Review: The Princess and the P.I. by Nikki Payne
⭐½ / 5
I went into this book so excited. The premise—a Reddit-famous amateur sleuth teaming up with a world-weary PI to solve a murder—sounded like exactly the kind of fun, high-stakes romantic caper I’d love. Unfortunately, this one didn’t quite work for me.
First, I want to say that I enjoy Nikki Payne’s writing style. She has a sharp, engaging voice, and I’ve liked her work before. The issue for me wasn’t the writing itself, but the way the story blended genres. This book tries to balance romance with a murder mystery/thriller plot, and while ambitious, it ended up feeling uneven.
The mystery side was overloaded. Instead of one clean case to unravel, there were multiple threads—murders, shady corporations, family trauma—and they didn’t always connect smoothly. At times it felt like there were answers we were supposed to already know, which left me confused. On top of that, the pacing dragged. Clues introduced early (like something disappearing in chapter one) wouldn’t resurface until the very end, making it hard to stay invested in the case when nothing was being revealed along the way.
The romance didn’t land for me either. Fiona and Maurice had potential—there were moments of banter and spark—but the chemistry never really clicked. Their dynamic often felt overshadowed by the busy mystery plot, and when the romance did come forward, it felt oddly disconnected from the rest of the story.

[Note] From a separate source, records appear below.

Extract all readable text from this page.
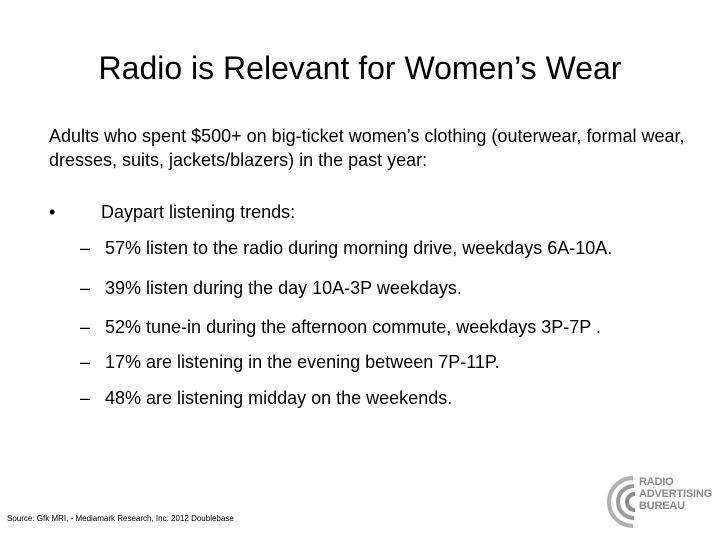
Radio is Relevant for Women’s Wear
Adults who spent $500+ on big-ticket women’s clothing (outerwear, formal wear, dresses, suits, jackets/blazers) in the past year:
•	Daypart listening trends:
– 57% listen to the radio during morning drive, weekdays 6A-10A.
– 39% listen during the day 10A-3P weekdays.
– 52% tune-in during the afternoon commute, weekdays 3P-7P .
– 17% are listening in the evening between 7P-11P.
– 48% are listening midday on the weekends.
Source: Gfk MRI, - Mediamark Research, Inc. 2012 Doublebase
RADIO
ADVERTISING
BUREAU
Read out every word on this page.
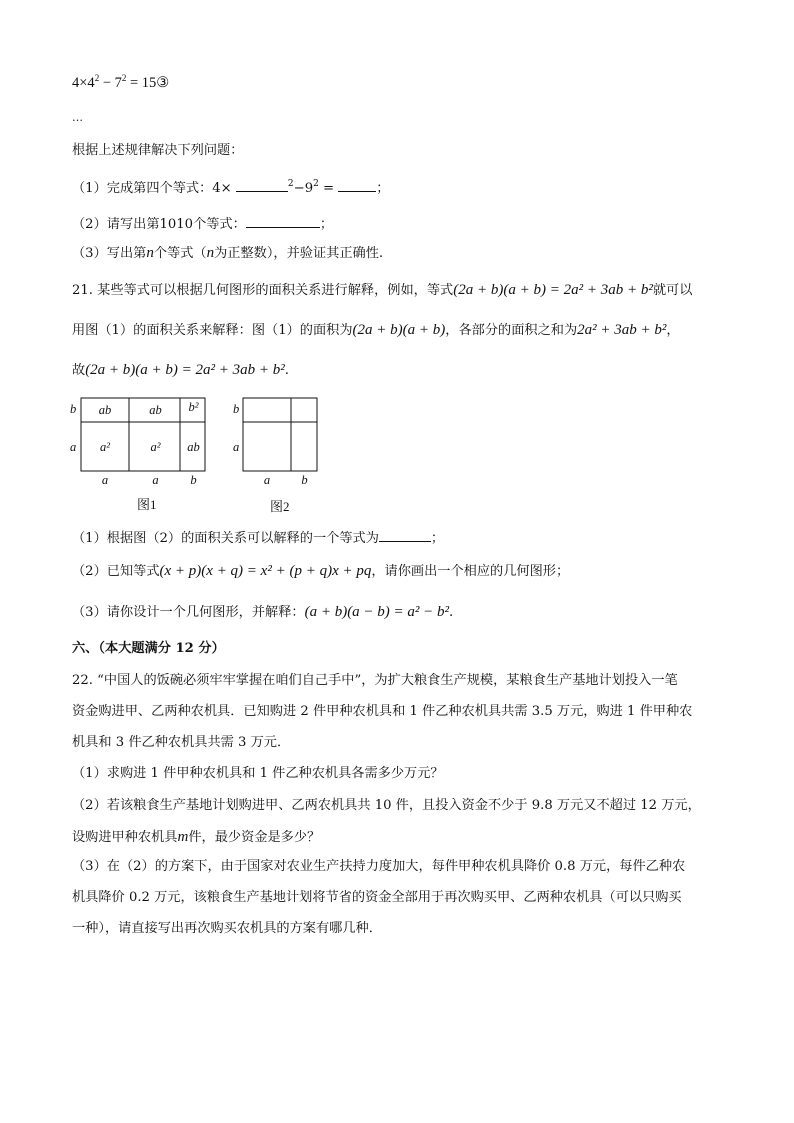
$4\times 4^2 - 7^2$ = 15③
…
根据上述规律解决下列问题：
（1）完成第四个等式：4×	$^2-9^2$ =	；
（2）请写出第1010个等式：	；
（3）写出第n个等式（n为正整数），并验证其正确性.
21. 某些等式可以根据几何图形的面积关系进行解释，例如，等式(2a + b)(a + b) = 2a² + 3ab + b²就可以
用图（1）的面积关系来解释：图（1）的面积为(2a + b)(a + b)，各部分的面积之和为2a² + 3ab + b²，
故(2a + b)(a + b) = 2a² + 3ab + b².
b
a
ab	ab	b²
a²	a²	ab
a	a	b
图1
b
a
a	b
图2
（1）根据图（2）的面积关系可以解释的一个等式为	；
（2）已知等式(x + p)(x + q) = x² + (p + q)x + pq，请你画出一个相应的几何图形；
（3）请你设计一个几何图形，并解释：(a + b)(a − b) = a² − b².
六、（本大题满分 12 分）
22. “中国人的饭碗必须牢牢掌握在咱们自己手中”，为扩大粮食生产规模，某粮食生产基地计划投入一笔
资金购进甲、乙两种农机具．已知购进 2 件甲种农机具和 1 件乙种农机具共需 3.5 万元，购进 1 件甲种农
机具和 3 件乙种农机具共需 3 万元．
（1）求购进 1 件甲种农机具和 1 件乙种农机具各需多少万元？
（2）若该粮食生产基地计划购进甲、乙两农机具共 10 件，且投入资金不少于 9.8 万元又不超过 12 万元，
设购进甲种农机具m件，最少资金是多少？
（3）在（2）的方案下，由于国家对农业生产扶持力度加大，每件甲种农机具降价 0.8 万元，每件乙种农
机具降价 0.2 万元，该粮食生产基地计划将节省的资金全部用于再次购买甲、乙两种农机具（可以只购买
一种），请直接写出再次购买农机具的方案有哪几种．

Characterization also gave me a bit of whiplash. Some characters would act one way in a chapter, then swing in a completely different direction in the next without enough development in between. It made it hard to buy into their emotional journeys or root for the relationship.
All of this added up to a reading experience that I wanted to love but couldn’t. I put the book down three separate times before finally admitting defeat—this was ultimately a DNF for me.
That said, I don’t think this book is a total loss. Nikki Payne took a bold risk by branching into a murder/mystery-romance hybrid, and for readers who enjoy layered plots and don’t mind waiting until the very end for all the answers, this may land better. For me, though, the execution felt too scattered, and I just couldn’t connect.
Final Thoughts: An ambitious attempt at mixing mystery and romance, but the overstuffed plot, uneven pacing, and lack of romantic cohesion made this one fall flat.